Julia wrapper for the Generic Mapping Tools GMT

Documentation Build Status (Julia 1.5) Discourse Forum Collaboration

The Generic Mapping Tools, GMT, is an open source collection of tools for manipulating geographic and Cartesian data sets (including filtering, trend fitting, gridding, projecting, etc.) and producing PostScript illustrations ranging from simple x–y plots via contour maps to artificially illuminated surfaces and 3D perspective views. This link will take you to an impressive collection of figures made with GMT

This wrapper works with GMT6.1.0 and above and it is intended not only to access to GMT from within the Julia language but also to provide a more modern interface to the GMT modules. For example, instead of using the GMT classic syntax to do a line plot:

gmt psxy filename -R0/10/0/5 -JX12 -W1p -Ba -P > psfile.ps

one can simply do:

plot("filename", show=true)

or, more verbose but easier to read

coast(region=:global, proj=:Winkel, frame=:g, area=10000,
      land=:burlywood4, water=:wheat1, show=true)

instead of

gmt coast -Rd -JR12 -Bg -Dc -A10000 -Gburlywood4 -Swheat1 -P > GMT_winkel.ps

to show

Install

] add GMT

A word of warning about the installation. It is recommended that you install the GMT program in your system as explained bellow. If you do this then the GMT.jl wrapper will be able to find it. However, if you don't care about disk space usage and some extra >4 GB are no worries for you then on Unix (Mac and Linux) if the wrapper doesn't find GMT, it will install one automatically via Conda. On Windows the installation is done with the Windows installer and no such huge waste takes place. One may also force the automatic installation by setting the environment variable FORCE_INSTALL_GMT

Using

The GMT Julia wrapper was designed to work in a way the close as possible to the command line version and yet to provide all the facilities of the Julia language. In this sense, all GMT options are put in a single text string that is passed, plus the data itself when it applies, to the gmt() command. However, we also acknowledge that not every one is comfortable with the GMT syntax. This syntax is needed to accommodate the immense pool of options that let you control all details of a figure but that also makes it harder to read/master.

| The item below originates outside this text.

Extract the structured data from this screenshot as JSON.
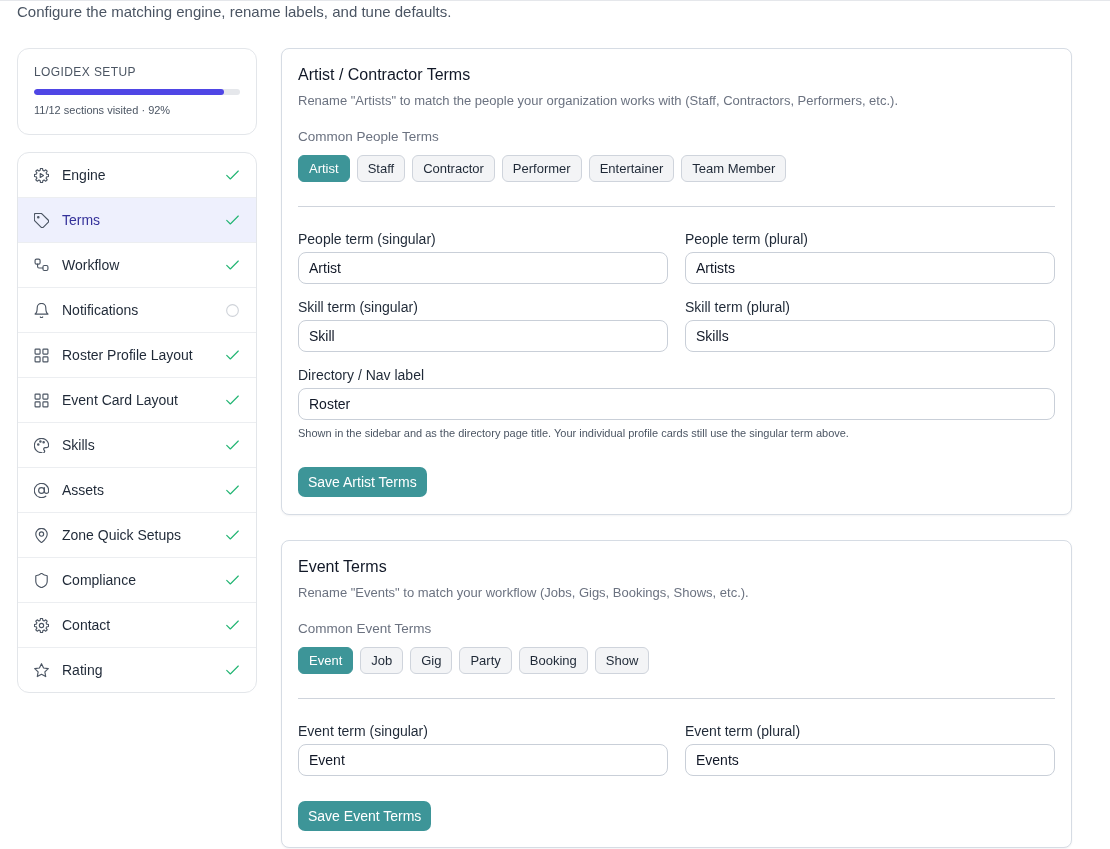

To make life easier we provide also a new mechanism that use the GMT module name directly and where the program's options are set via keyword arguments. While the monolotic way of using this package is robust and keeps being updated to latestes GMT developments, this By modules alternative is a Work in Progress (several of the GMT supplements were not ported yet) and some things may not work yet. So all help is most than wellcome.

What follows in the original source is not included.